The agency collected the carcass of the road-killed adult doe on Aug. 26 along Pipe Creek Road near the Lincoln County landfill and sent to the Veterinary Diagnostic Lab at Colorado State University for testing.
The lab identified the sample to be “suspected of CWD infection and will run a second test for confirmation,” according to the press release.
If confirmed, the doe would mark the seventh detection of chronic wasting disease in the Libby area. The first was discovered west of the Continental Divide in the wild in late May.
As of Sept. 6, Fish, Wildlife and Parks has submitted 117 samples from the Libby area for chronic wasting disease testing. All positive detections thus far have involved white-tailed deer.
There is no known transmission of the disease to humans or other animals including pets or livestock. It affects the nervous system of mule deer, white-tailed deer, elk and moose, and is slow acting and always fatal.
In response to the detections, the Libby CWD Management Zone was established with the goal to identify the prevalence and distribution of the disease.
The area encompasses roughly 10 miles around the detection sites. All deer, elk and moose harvested within the management zone must be checked and sampled within three days.
This includes any that are harvested with a Libby Special CWD Hunt B license and any other type of license. Hunters who quarter or bone out their animal in the field must bring the head for sampling.
Before Oct. 26, hunters who successfully harvest an animal are required to bring the head to the Fish, Wildlife and Parks Libby office at 385 Fish Hatchery Road.
Hunters will be required to document the exact location of the kill as well.
During big game season, hunters who harvest an animal will be required to stop at the Libby Special CWD Hunt Sampling Station. The Canoe Gulch Check Station will be open weekdays during the general season and all hunters, with or without game, must stop at the check station.
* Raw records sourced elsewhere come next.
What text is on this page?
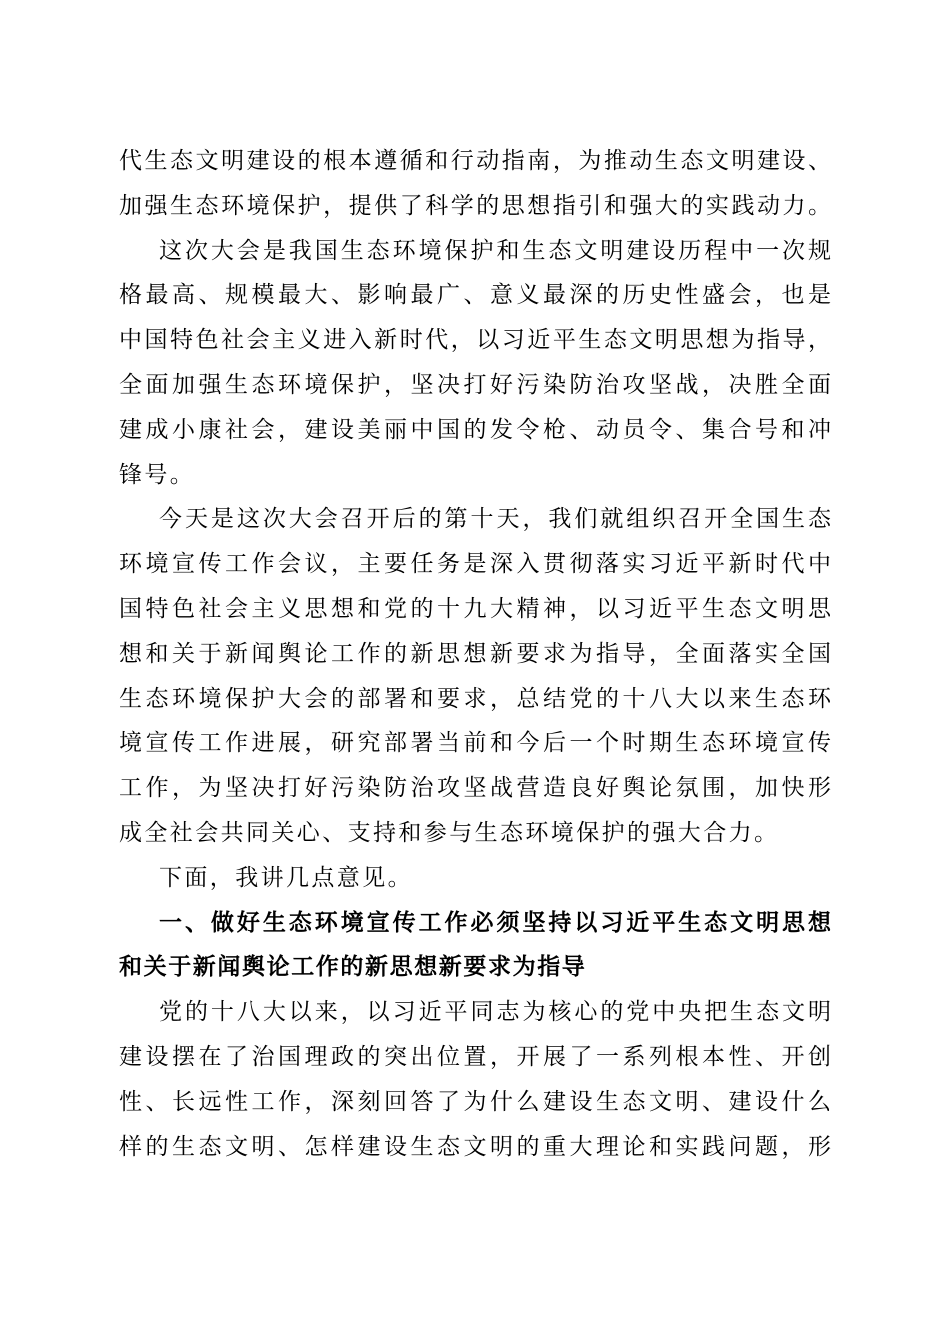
代生态文明建设的根本遵循和行动指南，为推动生态文明建设、
加强生态环境保护，提供了科学的思想指引和强大的实践动力。
这次大会是我国生态环境保护和生态文明建设历程中一次规
格最高、规模最大、影响最广、意义最深的历史性盛会，也是
中国特色社会主义进入新时代，以习近平生态文明思想为指导，
全面加强生态环境保护，坚决打好污染防治攻坚战，决胜全面
建成小康社会，建设美丽中国的发令枪、动员令、集合号和冲
锋号。
今天是这次大会召开后的第十天，我们就组织召开全国生态
环境宣传工作会议，主要任务是深入贯彻落实习近平新时代中
国特色社会主义思想和党的十九大精神，以习近平生态文明思
想和关于新闻舆论工作的新思想新要求为指导，全面落实全国
生态环境保护大会的部署和要求，总结党的十八大以来生态环
境宣传工作进展，研究部署当前和今后一个时期生态环境宣传
工作，为坚决打好污染防治攻坚战营造良好舆论氛围，加快形
成全社会共同关心、支持和参与生态环境保护的强大合力。
下面，我讲几点意见。
一、做好生态环境宣传工作必须坚持以习近平生态文明思想
和关于新闻舆论工作的新思想新要求为指导
党的十八大以来，以习近平同志为核心的党中央把生态文明
建设摆在了治国理政的突出位置，开展了一系列根本性、开创
性、长远性工作，深刻回答了为什么建设生态文明、建设什么
样的生态文明、怎样建设生态文明的重大理论和实践问题，形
Hunters will be provided a unique identification number with which they can look up test results on the Fish, Wildlife and Parks website. Test results are usually available within three weeks.
The Centers for Disease Control and Prevention recommends that people not consume the meat if the animal has tested positive for chronic wasting disease.
Following the guidelines of Montana’s chronic wasting disease Management Plan, a special hunt is still scheduled to take place in the Libby area this fall.
Fish, Wildlife and Parks sold 600 white-tailed deer antlerless B licenses that can only be used in the established Libby Management Zone. The hunt will occur at the same time as the archery and general hunting season and will follow the same regulations.
The special hunt is part of Montana Fish, Wildlife and Park’s most recent efforts to lessen the the disease.